Ten years ago Malcolm Garrett attempted to suggest to Jonathan Ive that it might be time to ditch skeuomorphic design. With the release of iOS7 he appears to have had that wish granted. We asked the digital pioneer for his creative assessment of the recent OS upgrade…
It is already ten years since Jonathan Ive was named Designer of the Year by the Design Museum. It is therefore ten years since Creative Review first asked me to talk to him to coincide with that award.
The brief was to speak ‘designer to designer’, with some discussion of his growing portfolio of groundbreaking products, and to hopefully elicit some informed insight into his personal approach to design.
He had just presented the sleek new range of G4 Titanium PowerBooks but, of course, the iPhone, whose touch screen interface would change computing forever, was not yet so much as a twinkle in his eye.
I brought up the subject of the then relatively new OSX interface. This was an important issue for me. I felt there was a major disconnect between the efficient simplicity and beauty of his hardware design and what users encountered on their screens.
I had only recently upgraded to OSX and I was not yet a fan, despite its functional superiority over OS9. I had been put off from the outset just by the way it looked, a sad confession that aesthetics were blinding me to improved usability.
My thinking was that the visual tone was far too ‘Walt Disney’, with a cartoon-like pursuit of visual realism in the drawing of icons with shadows, bevels and fake three-dimensionality. The term ‘skeuomorphic’ had been around since the 19th century, but it had never seemed more appropriately applied than in the world of software, which has few physical parallels with ‘real’ tools and machinery.
I voiced a concern about the loss of what had always been a clear, easy-to-use interface – one that graphic designers loved – to be replaced with a brighter, more colourful, dumbed-down array of big buttons and ‘friendly’ picture-driven screen tools.
This was such an irony given that graphic designers had been a core market for Apple products since the launch of the Mac 20 years previously.
Jonathan Ive’s response was not what I expected. He refused to comment at all, simply stating that he was not the person to talk to about it.

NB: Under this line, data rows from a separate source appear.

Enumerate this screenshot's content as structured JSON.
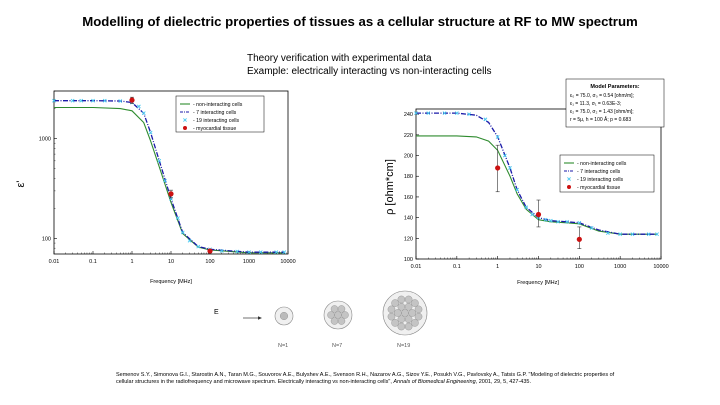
{
  "title": "Modelling of dielectric properties of tissues as a cellular structure at RF to MW spectrum",
  "subtitle_line1": "Theory verification with experimental data",
  "subtitle_line2": "Example:  electrically interacting vs non-interacting cells",
  "colors": {
    "non_interacting": "#2e8b2e",
    "interacting7": "#1a1aa8",
    "interacting19": "#47c8f0",
    "tissue": "#cc1111"
  },
  "chart_data": [
    {
      "type": "line",
      "xlabel": "Frequency [MHz]",
      "ylabel": "ε'",
      "x_scale": "log",
      "y_scale": "log",
      "xlim": [
        0.01,
        10000
      ],
      "ylim": [
        70,
        3000
      ],
      "xticks": [
        "0.01",
        "0.1",
        "1",
        "10",
        "100",
        "1000",
        "10000"
      ],
      "yticks": [
        {
          "value": 100,
          "label": "100"
        },
        {
          "value": 1000,
          "label": "1000"
        }
      ],
      "legend_position": "top-right",
      "series": [
        {
          "name": "non-interacting cells",
          "style": "line",
          "x": [
            0.01,
            0.1,
            0.5,
            1,
            2,
            3,
            5,
            10,
            20,
            50,
            100,
            1000,
            8000
          ],
          "y": [
            2050,
            2050,
            2000,
            1900,
            1450,
            950,
            520,
            230,
            112,
            82,
            77,
            72,
            72
          ]
        },
        {
          "name": "7 interacting cells",
          "style": "dash-dot",
          "x": [
            0.01,
            0.1,
            0.5,
            1,
            2,
            3,
            5,
            10,
            20,
            50,
            100,
            1000,
            8000
          ],
          "y": [
            2400,
            2400,
            2380,
            2300,
            1800,
            1150,
            600,
            250,
            115,
            83,
            78,
            73,
            73
          ]
        },
        {
          "name": "19 interacting cells",
          "style": "markers",
          "x": [
            0.01,
            0.03,
            0.05,
            0.1,
            0.2,
            0.5,
            1,
            1.5,
            2,
            3,
            5,
            7,
            10,
            15,
            20,
            30,
            50,
            100,
            200,
            500,
            1000,
            2000,
            5000,
            8000
          ],
          "y": [
            2400,
            2400,
            2400,
            2400,
            2400,
            2380,
            2300,
            2100,
            1800,
            1150,
            600,
            380,
            250,
            160,
            115,
            95,
            83,
            78,
            75,
            74,
            73,
            73,
            73,
            73
          ]
        },
        {
          "name": "myocardial tissue",
          "style": "points",
          "x": [
            1,
            10,
            100
          ],
          "y": [
            2430,
            280,
            75
          ],
          "err_low": [
            2250,
            255,
            72
          ],
          "err_high": [
            2600,
            305,
            78
          ]
        }
      ]
    },
    {
      "type": "line",
      "xlabel": "Frequency [MHz]",
      "ylabel": "ρ [ohm*cm]",
      "x_scale": "log",
      "xlim": [
        0.01,
        10000
      ],
      "ylim": [
        100,
        245
      ],
      "xticks": [
        "0.01",
        "0.1",
        "1",
        "10",
        "100",
        "1000",
        "10000"
      ],
      "yticks": [
        "100",
        "120",
        "140",
        "160",
        "180",
        "200",
        "220",
        "240"
      ],
      "legend_position": "center-right",
      "series": [
        {
          "name": "non-interacting cells",
          "style": "line",
          "x": [
            0.01,
            0.1,
            0.3,
            0.6,
            1,
            2,
            3,
            5,
            10,
            20,
            50,
            100,
            300,
            1000,
            8000
          ],
          "y": [
            219,
            219,
            218,
            214,
            205,
            180,
            163,
            148,
            138,
            136,
            135,
            134,
            127,
            124,
            124
          ]
        },
        {
          "name": "7 interacting cells",
          "style": "dash-dot",
          "x": [
            0.01,
            0.1,
            0.3,
            0.6,
            1,
            2,
            3,
            5,
            10,
            20,
            50,
            100,
            300,
            1000,
            8000
          ],
          "y": [
            241,
            241,
            239,
            232,
            218,
            188,
            167,
            150,
            140,
            137,
            136,
            135,
            128,
            124,
            124
          ]
        },
        {
          "name": "19 interacting cells",
          "style": "markers",
          "x": [
            0.01,
            0.02,
            0.05,
            0.1,
            0.2,
            0.5,
            1,
            1.5,
            2,
            3,
            5,
            7,
            10,
            15,
            20,
            30,
            50,
            100,
            200,
            500,
            1000,
            2000,
            5000,
            8000
          ],
          "y": [
            241,
            241,
            241,
            241,
            240,
            235,
            218,
            200,
            188,
            167,
            150,
            143,
            140,
            138,
            137,
            136,
            136,
            135,
            130,
            125,
            124,
            124,
            124,
            124
          ]
        },
        {
          "name": "myocardial tissue",
          "style": "points",
          "x": [
            1,
            10,
            100
          ],
          "y": [
            188,
            143,
            119
          ],
          "err_low": [
            165,
            131,
            110
          ],
          "err_high": [
            210,
            157,
            131
          ]
        }
      ]
    }
  ],
  "params": {
    "heading": "Model Parameters:",
    "line1": "ε₀ = 75.0, σ₀ = 0.54 [ohm/m];",
    "line2": "ε₁ = 11.3, σ₁ = 0.63E-3;",
    "line3": "ε₂ = 75.0, σ₂ = 1.43 [ohm/m];",
    "line4": "r = 5μ, h = 100 Å; p = 0.683"
  },
  "cell_figure": {
    "field_label": "E",
    "labels": [
      "N=1",
      "N=7",
      "N=19"
    ]
  },
  "citation": {
    "authors": "Semenov S.Y., Simonova G.I., Starostin A.N., Taran M.G., Souvorov A.E., Bulyshev A.E., Svenson R.H., Nazarov A.G., Sizov Y.E., Posukh V.G., Pavlovsky A., Tatsis G.P. \"Modeling of dielectric properties of cellular structures in the radiofrequency and microwave spectrum. Electrically interacting vs non-interacting cells\",",
    "journal": "Annals of Biomedical Engineering",
    "rest": ", 2001, 29, 5, 427-435."
  }
}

Ten years later, now that he has publicly criticised the older interface and replaced it with this fresh review, I now get some hint that he may well have been thinking along the same lines as me back then. He was far too smart, and professionally constrained of course, to engage in any ‘loose talk’ at the wrong moment.
Naturally then, I see this new iPhone operating system as a welcome progression, as it dramatically reverses the trend towards excessive skeumorphism.
It’s been a long time coming, but the difference is evident right from the first screen. The typography is lighter and has a refreshing clarity, and all unnecessary frames, bevels and shadows around buttons, panels or onscreen instructions (such as ‘slide to unlock’) have been omitted to pleasing effect.
At first glance some aspects do seem a bit rushed, but for the most part I really like it. Some screens really are very pleasing – the compass (above) is a technical delight for instance. Some of the top level things, funnily enough the ones you would notice first, work less well.
Thankfully iOS7 hasn’t pursued the wholly squared-off look of the latest Windows OS, and has retained the rounded corners of the iOS6 desktop icons.
I do think, though, that these would have benefited from a reduction of corner radius to complement the sharpness of the illustrations that adorn them. My first impression is that they tend to feel a bit too flat, the colours a little garish, and the detail and typography too thin.
The more I use it, however, the more I come to appreciate and enjoy it.
I had never noticed before that the letters on the keyboard keys are all in caps, even when typing in lower case. It has always been that way, but it jumped out at me as ‘mistake’ when I first saw it here. I’m not sure that is a good thing.
Going back to check its predecessor again, I now see though that those keys are just too blobby and already feel old fashioned. The new keys are much clearer, they even seem bigger.
Whether Helvetica is the right font to be really forward looking and an ‘honest’ choice for a really contemporary interface is debatable. Given its modernist origins, and the way that for many designers it has come to suggest the best in ‘information design’, it too is arguably skeumorphic in its own subtle way.
After I’ve had more time to explore, I will hopefully come back with a more considered critique. In the same way that I found effortless joy, and unanticipated pleasure in small details when using the first generation iPhone screen, I am hoping to find much more below the surface of this one.
I hope it is more than a cosmetic upgrade, but for now at least it is a welcome cosmetic upgrade.